In 2011 Obama announces his candidacy for the presidential elections the following year: given that the Democrats have guaranteed full support, he is basically unrivaled within his party. He wins by beating Republican Mitt Romney. During his inauguration speech, he is the first president to talk about gay rights. The approval of gay marriages will be one of the cornerstones of his second term, along with the reopening of diplomatic relations with Cuba thanks to the mediation of Pope Francis, the consequent removal of the embargo and the ratification of the Paris agreement on climate. Among the laws approved under the Obama administration, in the area of LGBT rights, the removal of the ban on traveling to the United States for people with HIV and the removal of the ban on serving in law enforcement by gays, lesbian and transgender people.
Obama was not exempt from criticism, particularly on his foreign policy: the controversial relations with Israel, the absence of a clear exit strategy from Iraq and the increase of troops in Afghanistan
Having said that, of course Obama was not exempt from criticism, particularly on his foreign policy: controversial relations with Israel, the absence of a clear exit strategy from Iraq and the increase in troops in Afghanistan, for example, have placed him at the center of various controversies during the years of his presidency.

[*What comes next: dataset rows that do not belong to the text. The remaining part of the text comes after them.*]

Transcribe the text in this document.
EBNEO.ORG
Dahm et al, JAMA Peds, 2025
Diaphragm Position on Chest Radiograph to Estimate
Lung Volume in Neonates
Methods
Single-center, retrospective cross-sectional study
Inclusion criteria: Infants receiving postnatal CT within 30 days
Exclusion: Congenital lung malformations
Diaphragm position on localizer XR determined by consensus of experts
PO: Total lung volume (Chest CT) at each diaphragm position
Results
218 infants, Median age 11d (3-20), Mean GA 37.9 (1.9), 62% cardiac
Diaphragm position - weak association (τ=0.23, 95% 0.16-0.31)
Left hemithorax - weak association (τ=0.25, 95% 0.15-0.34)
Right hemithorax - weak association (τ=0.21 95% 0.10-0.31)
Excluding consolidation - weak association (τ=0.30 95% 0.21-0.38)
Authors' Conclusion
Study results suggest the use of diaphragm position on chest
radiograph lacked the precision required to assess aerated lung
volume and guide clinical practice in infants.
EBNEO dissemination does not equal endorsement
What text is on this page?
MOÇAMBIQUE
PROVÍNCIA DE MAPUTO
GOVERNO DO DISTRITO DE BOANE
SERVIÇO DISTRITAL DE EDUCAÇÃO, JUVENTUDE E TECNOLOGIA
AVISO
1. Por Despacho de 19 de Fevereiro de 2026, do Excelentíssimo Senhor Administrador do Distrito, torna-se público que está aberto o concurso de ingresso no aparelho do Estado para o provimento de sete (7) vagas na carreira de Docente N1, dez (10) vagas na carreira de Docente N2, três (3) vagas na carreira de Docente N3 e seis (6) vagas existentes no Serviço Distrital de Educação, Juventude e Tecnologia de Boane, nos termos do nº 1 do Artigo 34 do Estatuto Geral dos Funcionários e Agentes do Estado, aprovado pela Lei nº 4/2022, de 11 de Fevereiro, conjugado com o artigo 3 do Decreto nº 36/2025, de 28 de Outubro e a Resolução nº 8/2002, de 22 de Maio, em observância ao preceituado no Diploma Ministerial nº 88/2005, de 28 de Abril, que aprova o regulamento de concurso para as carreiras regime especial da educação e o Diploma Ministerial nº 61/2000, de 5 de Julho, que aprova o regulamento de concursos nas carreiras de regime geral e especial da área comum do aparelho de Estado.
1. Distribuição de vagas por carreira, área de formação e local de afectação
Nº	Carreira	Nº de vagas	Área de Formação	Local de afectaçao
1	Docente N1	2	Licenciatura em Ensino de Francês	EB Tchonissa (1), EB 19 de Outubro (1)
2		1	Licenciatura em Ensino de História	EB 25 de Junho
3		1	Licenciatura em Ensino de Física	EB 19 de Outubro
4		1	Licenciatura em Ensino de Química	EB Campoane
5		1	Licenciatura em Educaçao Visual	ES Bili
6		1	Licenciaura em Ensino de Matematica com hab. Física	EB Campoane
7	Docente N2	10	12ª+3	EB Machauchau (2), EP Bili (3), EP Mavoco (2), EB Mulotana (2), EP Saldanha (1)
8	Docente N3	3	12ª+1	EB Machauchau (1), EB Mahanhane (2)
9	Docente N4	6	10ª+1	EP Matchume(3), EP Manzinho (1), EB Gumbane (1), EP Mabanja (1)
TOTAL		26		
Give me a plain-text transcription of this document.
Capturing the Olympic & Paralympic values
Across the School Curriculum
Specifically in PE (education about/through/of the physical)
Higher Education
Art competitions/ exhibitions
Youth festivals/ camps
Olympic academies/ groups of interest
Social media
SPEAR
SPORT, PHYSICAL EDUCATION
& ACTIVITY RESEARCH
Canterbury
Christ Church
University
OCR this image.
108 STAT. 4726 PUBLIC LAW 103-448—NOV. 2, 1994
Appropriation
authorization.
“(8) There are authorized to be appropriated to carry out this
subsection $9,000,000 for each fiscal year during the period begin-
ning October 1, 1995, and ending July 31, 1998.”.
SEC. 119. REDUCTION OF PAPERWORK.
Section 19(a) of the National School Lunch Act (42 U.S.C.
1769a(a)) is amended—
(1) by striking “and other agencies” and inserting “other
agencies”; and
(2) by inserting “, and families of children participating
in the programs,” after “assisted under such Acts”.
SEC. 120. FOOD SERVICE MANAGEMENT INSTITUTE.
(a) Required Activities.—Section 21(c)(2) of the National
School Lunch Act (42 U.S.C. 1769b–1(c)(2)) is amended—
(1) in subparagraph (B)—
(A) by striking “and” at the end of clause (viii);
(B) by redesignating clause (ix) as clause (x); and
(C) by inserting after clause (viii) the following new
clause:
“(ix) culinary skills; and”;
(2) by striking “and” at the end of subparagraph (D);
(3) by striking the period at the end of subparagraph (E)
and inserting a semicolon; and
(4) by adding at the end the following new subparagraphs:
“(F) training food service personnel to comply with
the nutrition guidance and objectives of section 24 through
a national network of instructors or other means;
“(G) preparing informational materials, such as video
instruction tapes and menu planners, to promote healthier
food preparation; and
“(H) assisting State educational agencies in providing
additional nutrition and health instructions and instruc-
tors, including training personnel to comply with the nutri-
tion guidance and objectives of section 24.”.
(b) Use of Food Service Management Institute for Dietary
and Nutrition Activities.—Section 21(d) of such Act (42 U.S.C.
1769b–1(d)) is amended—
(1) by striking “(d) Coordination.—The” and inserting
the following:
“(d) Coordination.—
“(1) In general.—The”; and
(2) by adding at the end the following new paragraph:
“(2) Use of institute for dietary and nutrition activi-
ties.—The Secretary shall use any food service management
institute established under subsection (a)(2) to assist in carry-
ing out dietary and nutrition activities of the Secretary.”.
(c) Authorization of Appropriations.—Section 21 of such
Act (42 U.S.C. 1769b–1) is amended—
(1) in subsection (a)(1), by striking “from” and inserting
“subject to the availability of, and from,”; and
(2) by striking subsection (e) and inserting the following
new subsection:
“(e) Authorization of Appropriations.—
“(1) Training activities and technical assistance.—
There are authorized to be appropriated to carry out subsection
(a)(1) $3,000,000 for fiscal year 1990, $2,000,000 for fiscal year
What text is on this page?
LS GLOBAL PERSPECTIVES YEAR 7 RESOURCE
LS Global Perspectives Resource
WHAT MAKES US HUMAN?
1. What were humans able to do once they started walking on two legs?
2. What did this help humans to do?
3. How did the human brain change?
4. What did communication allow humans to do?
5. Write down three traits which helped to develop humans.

So much so that even today some people remember him as insufficiently ambitious and not particularly revolutionary. Overall, however, his merits are clear: his ability to bring the United States out of the recession, driving the entire world behind it, conscientiousness in making the world, and above all a country like China, responsible on environmental policies, and the political ability to manage relations with other world powers cannot be forgotten.
Unable to reapply at the end of his term, on January 20, 2017 he hands over the US presidency to Donald Trump. From that moment on, in reality, Obama has practically disappeared from the scene. Except for a few public appearances (some "lessons" that the former president held receiving mind-boggling compensation, up to 300 thousand dollars, according to news sources), he has been mostly silent. Given the dissent towards the line held by the new president, someone has suggested that he prefers not to expose himself in order not to throw mud on the new tenant of the White House. Rather, it seems that he is fully concentrating on his Obama Foundation, a political training school that aims to shape the new American ruling class. Is he already planning something for the post-Trump era?